Я отнес ее в дом, поднялся в комнату и прислонил коробку к кровати. Пока не открывал. Чуть ли не боялся. Я знал, что это — картина, нарисованная Эвер. В последнее время в своих письмах она болтала ни о чем, что меня действительно успокаивало. В эти несколько минут в неделю я мог отвлечься, переключиться со своей жизни на жизнь Эвер.
Она рассказывала, что ее сестра сводила ее с ума. Все время делала упражнения, соблюдала диету, пыталась стать стройнее, тогда как, по словам Эвер, ее близняшка Иден просто не была создана, чтобы быть худощавой и стройной. Я не знал, что сказать в ответ по поводу ее сестры, так что ничего не писал. Я старался, чтобы мои письма были оптимистичными, но у меня не всегда получалось. Дела у меня шли не очень хорошо. Я был одинок. Напуган. Папа стал похож на зомби. Он уходил на работу, приходил домой и исчезал в своем кабинете. С той первой ночи я не видел, чтобы он вырубался, но я знал, что он пил. Когда я выносил мусор, в мешках звенело стекло, и в мусорной урне, которую я каждый день выкатывал на улицу, тоже звенело и побрякивало. Однажды, пока он был на работе, я обыскал его кабинет, но ничего не нашел. А если бы и нашел бутылку, что я должен был с ней делать? Выбросить ее? Поведение папы было нестабильным, и нельзя было предсказать, как бы он отреагировал.
Наконец, я открыл коробку и вынул картину в деревянной раме. На то, чтобы развернуть упаковку, ушла целая вечность, потому что Эвер, чтобы предотвратить повреждение картины во время доставки, упаковала ее как будто до второго пришествия. Когда я, наконец, увидел картину, я понял, почему.
Наши матери.
Я едва снова не начал плакать.
Только когда я забил гвоздь в деревяшку над моим столом и повесил картину, я заметил, что ни мои ноги, ни ноги Эвер не касаются земли. В этом был какой-то смысл, но пока я не мог понять, какой.
* * *
* * *
Школа была просто времяпрепровождением. Я ходил на уроки, делал домашнюю работу. Я не знал, что еще делать со своей жизнью. И у папы было то же самое. Мне кажется, он все еще пил, хотя и держал это в секрете. Я никогда не видел, чтобы он вырубался, не замечал, что он приходит домой пьяный. Он, наконец, запер дверь в их с мамой комнату. По-моему, он вынес свою одежду и поменял диванчик в кабинете на старый диван, обитый кожей. Он работал, платил по счетам и оставлял на кухонном столе для меня деньги. Я ходил за покупками, но делал это так, как пятнадцатилетний мальчик. Я выбирал то, что смог бы донести до дома, то есть макароны с сыром, хот-доги, замороженные полуфабрикаты, которые достаточно просто разогреть, буррито и пиццу, которые разогревал в духовке.

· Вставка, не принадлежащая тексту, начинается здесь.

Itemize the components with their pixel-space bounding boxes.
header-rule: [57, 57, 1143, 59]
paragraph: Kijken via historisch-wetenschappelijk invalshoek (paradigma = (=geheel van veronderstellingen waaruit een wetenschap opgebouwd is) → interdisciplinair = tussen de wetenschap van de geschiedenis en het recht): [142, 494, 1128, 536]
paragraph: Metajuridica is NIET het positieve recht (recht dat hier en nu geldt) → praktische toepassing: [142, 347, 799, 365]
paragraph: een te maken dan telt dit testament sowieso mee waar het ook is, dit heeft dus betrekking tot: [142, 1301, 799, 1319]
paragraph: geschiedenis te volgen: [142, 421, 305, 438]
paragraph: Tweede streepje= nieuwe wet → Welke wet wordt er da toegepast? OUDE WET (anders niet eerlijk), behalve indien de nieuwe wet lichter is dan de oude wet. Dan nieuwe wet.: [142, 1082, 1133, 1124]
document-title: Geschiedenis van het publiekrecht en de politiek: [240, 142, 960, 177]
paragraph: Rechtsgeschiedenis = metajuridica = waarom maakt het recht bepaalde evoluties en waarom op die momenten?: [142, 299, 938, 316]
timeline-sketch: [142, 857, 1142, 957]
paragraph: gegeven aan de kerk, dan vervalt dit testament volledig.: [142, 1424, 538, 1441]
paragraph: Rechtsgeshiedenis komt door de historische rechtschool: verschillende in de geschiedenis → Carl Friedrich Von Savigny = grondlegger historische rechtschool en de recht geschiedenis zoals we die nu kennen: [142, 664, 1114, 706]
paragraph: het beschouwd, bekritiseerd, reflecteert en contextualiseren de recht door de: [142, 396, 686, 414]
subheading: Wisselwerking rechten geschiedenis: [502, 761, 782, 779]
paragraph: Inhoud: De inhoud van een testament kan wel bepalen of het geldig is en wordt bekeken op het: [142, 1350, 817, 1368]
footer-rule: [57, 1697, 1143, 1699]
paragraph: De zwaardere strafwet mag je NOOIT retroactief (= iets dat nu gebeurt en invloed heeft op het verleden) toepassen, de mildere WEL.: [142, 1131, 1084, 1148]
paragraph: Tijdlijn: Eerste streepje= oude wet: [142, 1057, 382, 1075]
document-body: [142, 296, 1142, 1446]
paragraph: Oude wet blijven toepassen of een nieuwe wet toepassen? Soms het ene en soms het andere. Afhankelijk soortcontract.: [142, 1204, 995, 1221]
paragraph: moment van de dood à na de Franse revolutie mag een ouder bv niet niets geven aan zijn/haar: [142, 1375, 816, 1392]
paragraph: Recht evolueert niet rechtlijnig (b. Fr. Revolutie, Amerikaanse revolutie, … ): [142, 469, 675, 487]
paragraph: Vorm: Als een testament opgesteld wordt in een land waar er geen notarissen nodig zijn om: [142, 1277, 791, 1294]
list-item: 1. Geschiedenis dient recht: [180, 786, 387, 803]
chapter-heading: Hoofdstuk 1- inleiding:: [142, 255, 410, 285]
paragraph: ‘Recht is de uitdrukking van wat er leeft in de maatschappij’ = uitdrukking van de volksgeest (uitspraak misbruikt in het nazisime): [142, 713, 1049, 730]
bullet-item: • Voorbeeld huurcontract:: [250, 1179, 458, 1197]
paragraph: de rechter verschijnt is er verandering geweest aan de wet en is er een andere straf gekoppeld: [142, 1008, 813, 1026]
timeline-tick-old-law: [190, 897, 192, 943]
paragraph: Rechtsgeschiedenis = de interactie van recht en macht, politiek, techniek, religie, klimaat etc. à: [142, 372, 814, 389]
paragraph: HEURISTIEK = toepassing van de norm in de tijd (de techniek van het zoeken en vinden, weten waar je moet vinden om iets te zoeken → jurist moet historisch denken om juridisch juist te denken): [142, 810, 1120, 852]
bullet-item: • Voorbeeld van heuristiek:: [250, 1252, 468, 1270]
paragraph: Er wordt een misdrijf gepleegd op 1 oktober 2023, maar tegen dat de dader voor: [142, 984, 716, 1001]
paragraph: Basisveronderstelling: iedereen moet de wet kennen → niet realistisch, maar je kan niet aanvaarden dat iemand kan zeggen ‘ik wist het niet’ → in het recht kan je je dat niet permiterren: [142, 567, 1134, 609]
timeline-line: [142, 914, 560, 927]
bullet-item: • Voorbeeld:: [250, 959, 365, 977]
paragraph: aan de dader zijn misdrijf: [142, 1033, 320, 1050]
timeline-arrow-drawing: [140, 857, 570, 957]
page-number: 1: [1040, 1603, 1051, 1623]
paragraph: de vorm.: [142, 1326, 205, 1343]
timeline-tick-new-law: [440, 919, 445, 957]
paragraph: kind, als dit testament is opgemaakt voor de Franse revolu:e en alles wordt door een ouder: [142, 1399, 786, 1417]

В старшей школе я ни с кем не подружился. Люди пытались говорить со мной, но я просто не мог придумать, что им сказать. Я хотел пойти домой и порисовать, прочитать последнее письмо Эвер, поиграть в «Call of Duty» и «Modern Warfare».

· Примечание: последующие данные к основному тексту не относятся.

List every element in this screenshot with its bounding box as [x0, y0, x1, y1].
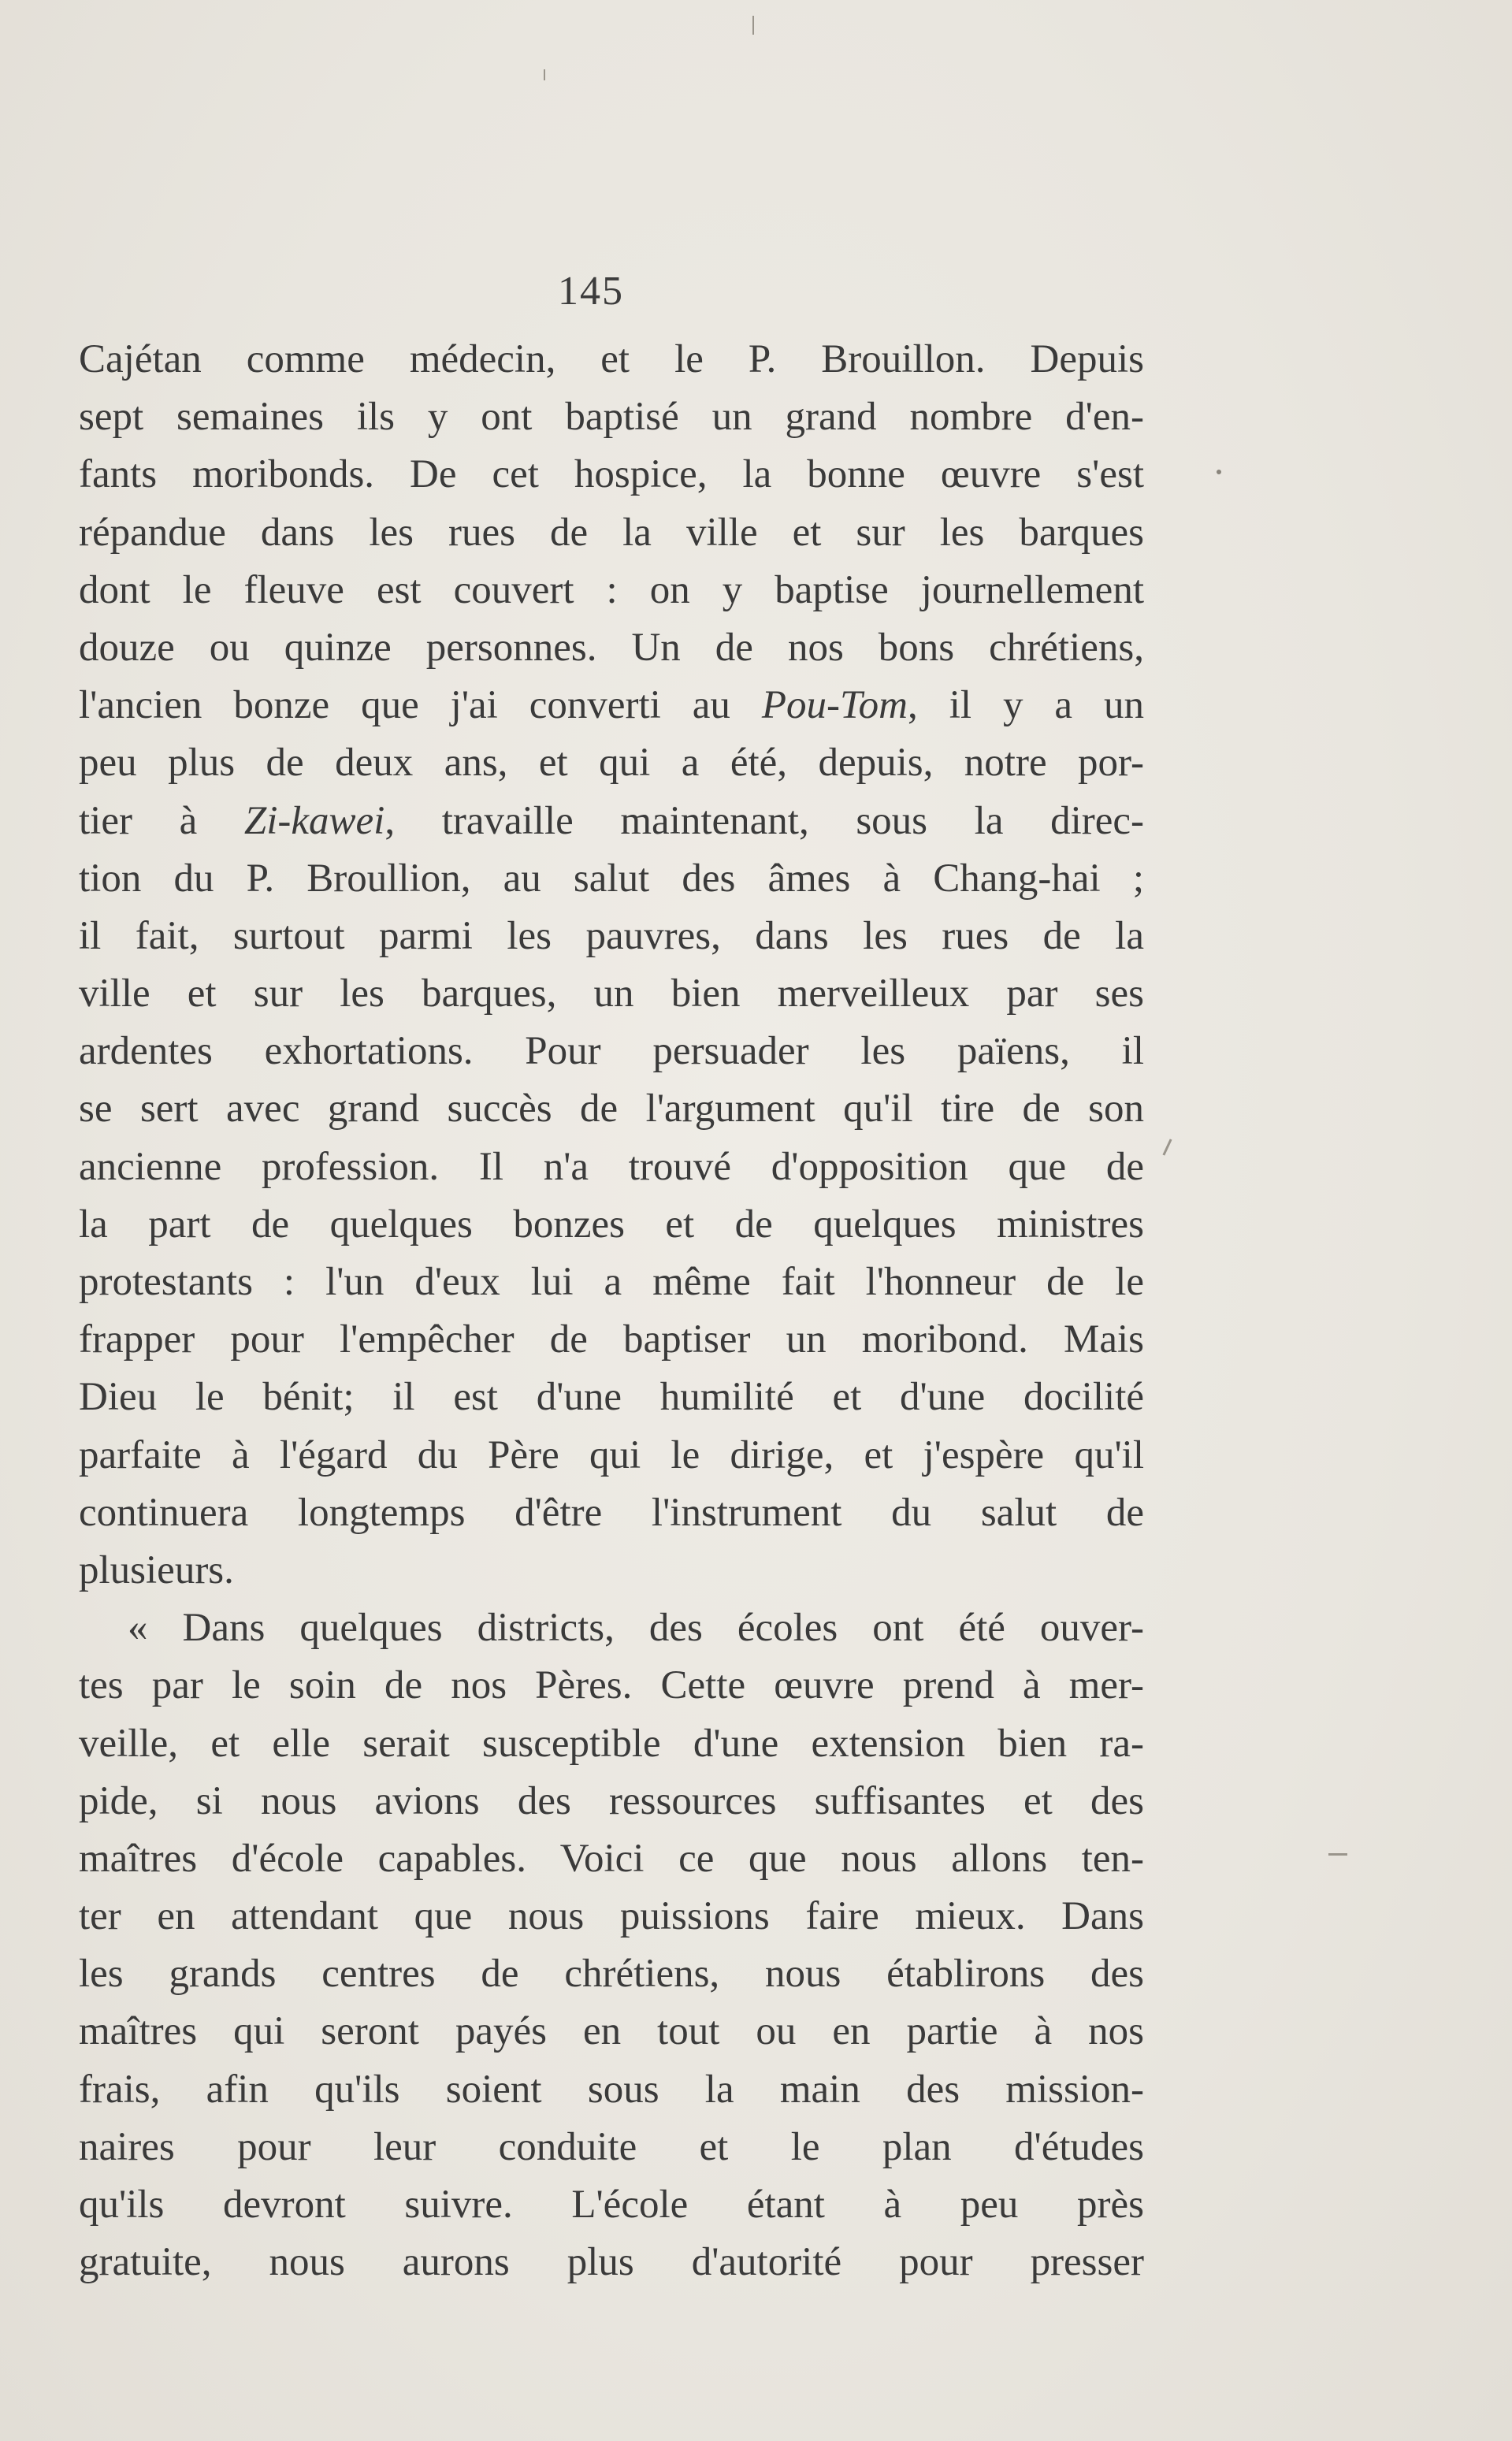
text-line: gratuite, nous aurons plus d'autorité pour presser [79, 2240, 1144, 2285]
text-line: frais, afin qu'ils soient sous la main des mission- [79, 2067, 1144, 2112]
text-line: il fait, surtout parmi les pauvres, dans les rues de la [79, 913, 1144, 958]
italic-place-name: Zi-kawei [243, 798, 385, 843]
text-line: veille, et elle serait susceptible d'une extension bien ra- [79, 1721, 1144, 1766]
text-line: l'ancien bonze que j'ai converti au Pou-Tom, il y a un [79, 683, 1144, 728]
italic-place-name: Pou-Tom [761, 683, 908, 728]
page-number: 145 [558, 269, 624, 314]
text-line: fants moribonds. De cet hospice, la bonne œuvre s'est [79, 452, 1144, 497]
text-line: protestants : l'un d'eux lui a même fait l'honneur de le [79, 1260, 1144, 1304]
margin-mark [1328, 1853, 1347, 1856]
text-line: Dieu le bénit; il est d'une humilité et d'une docilité [79, 1375, 1144, 1420]
text-line: continuera longtemps d'être l'instrument du salut de [79, 1490, 1144, 1535]
text-line: répandue dans les rues de la ville et sur les barques [79, 510, 1144, 555]
text-line: Cajétan comme médecin, et le P. Brouillon. Depuis [79, 337, 1144, 381]
margin-speck [1217, 470, 1221, 474]
text-line: se sert avec grand succès de l'argument qu'il tire de son [79, 1087, 1144, 1131]
text-line: ancienne profession. Il n'a trouvé d'opposition que de [79, 1144, 1144, 1189]
margin-mark [1162, 1139, 1172, 1155]
text-line: maîtres d'école capables. Voici ce que nous allons ten- [79, 1836, 1144, 1881]
text-line: tion du P. Broullion, au salut des âmes à Chang-hai ; [79, 856, 1144, 901]
margin-mark [544, 69, 545, 80]
text-line: ardentes exhortations. Pour persuader les païens, il [79, 1029, 1144, 1074]
text-line: les grands centres de chrétiens, nous établirons des [79, 1952, 1144, 1997]
text-line: douze ou quinze personnes. Un de nos bons chrétiens, [79, 625, 1144, 670]
text-line: peu plus de deux ans, et qui a été, depuis, notre por- [79, 741, 1144, 786]
text-line: tes par le soin de nos Pères. Cette œuvre prend à mer- [79, 1663, 1144, 1708]
text-line: ville et sur les barques, un bien merveilleux par ses [79, 972, 1144, 1016]
body-text [79, 331, 1144, 2291]
text-line: naires pour leur conduite et le plan d'études [79, 2124, 1144, 2169]
text-line: dont le fleuve est couvert : on y baptise journellement [79, 567, 1144, 612]
paragraph-start-line: « Dans quelques districts, des écoles ont été ouver- [128, 1606, 1144, 1651]
text-line: qu'ils devront suivre. L'école étant à peu près [79, 2183, 1144, 2227]
paragraph-end-line: plusieurs. [79, 1547, 234, 1592]
text-line: frapper pour l'empêcher de baptiser un moribond. Mais [79, 1317, 1144, 1362]
text-line: pide, si nous avions des ressources suffisantes et des [79, 1778, 1144, 1823]
text-line: parfaite à l'égard du Père qui le dirige, et j'espère qu'il [79, 1432, 1144, 1477]
text-line: tier à Zi-kawei, travaille maintenant, sous la direc- [79, 798, 1144, 843]
text-line: maîtres qui seront payés en tout ou en partie à nos [79, 2009, 1144, 2054]
text-line: la part de quelques bonzes et de quelques ministres [79, 1202, 1144, 1247]
text-line: sept semaines ils y ont baptisé un grand nombre d'en- [79, 395, 1144, 440]
text-line: ter en attendant que nous puissions faire mieux. Dans [79, 1894, 1144, 1939]
margin-mark [752, 16, 754, 35]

Время шло медленно, и осень уступила место зиме, а зима — весне. В апреле мне пришлось достать другую коробку для обуви, чтобы складывать туда письма.
Мой шестнадцатый день рождения прошел почти незамеченным. Папа оставил мне открытку на столе со словами «С днем рождения, люблю, папа», написанными черной ручкой неуклюжими буквами, и ключи от маминого Джипа Коммандера. Вот и все. Я уже научился подделывать его подпись для разных вещей, в том числе и для того, чтобы сдать практическую часть экзамена на вождение и получить права. Водить машину я тоже тренировался, хотя всегда в одиночку. Несколько раз я проехался по своему кварталу, а когда немного привык, стал уезжать немного дальше, за несколько кварталов, но всегда в пределах моего района. Только через два месяца после моего дня рождения я, наконец, собрался с духом и проехал две мили по Найн Майл Роуд, а потом свернул на парковке Бургер Кинга и поехал домой. Я сам заплатил за прохождение теста второго уровня и сам сдал его.
Еженедельные письма Эвер оставались для меня лучиком света. В свой последний день в школе я получил от нее одно письмо.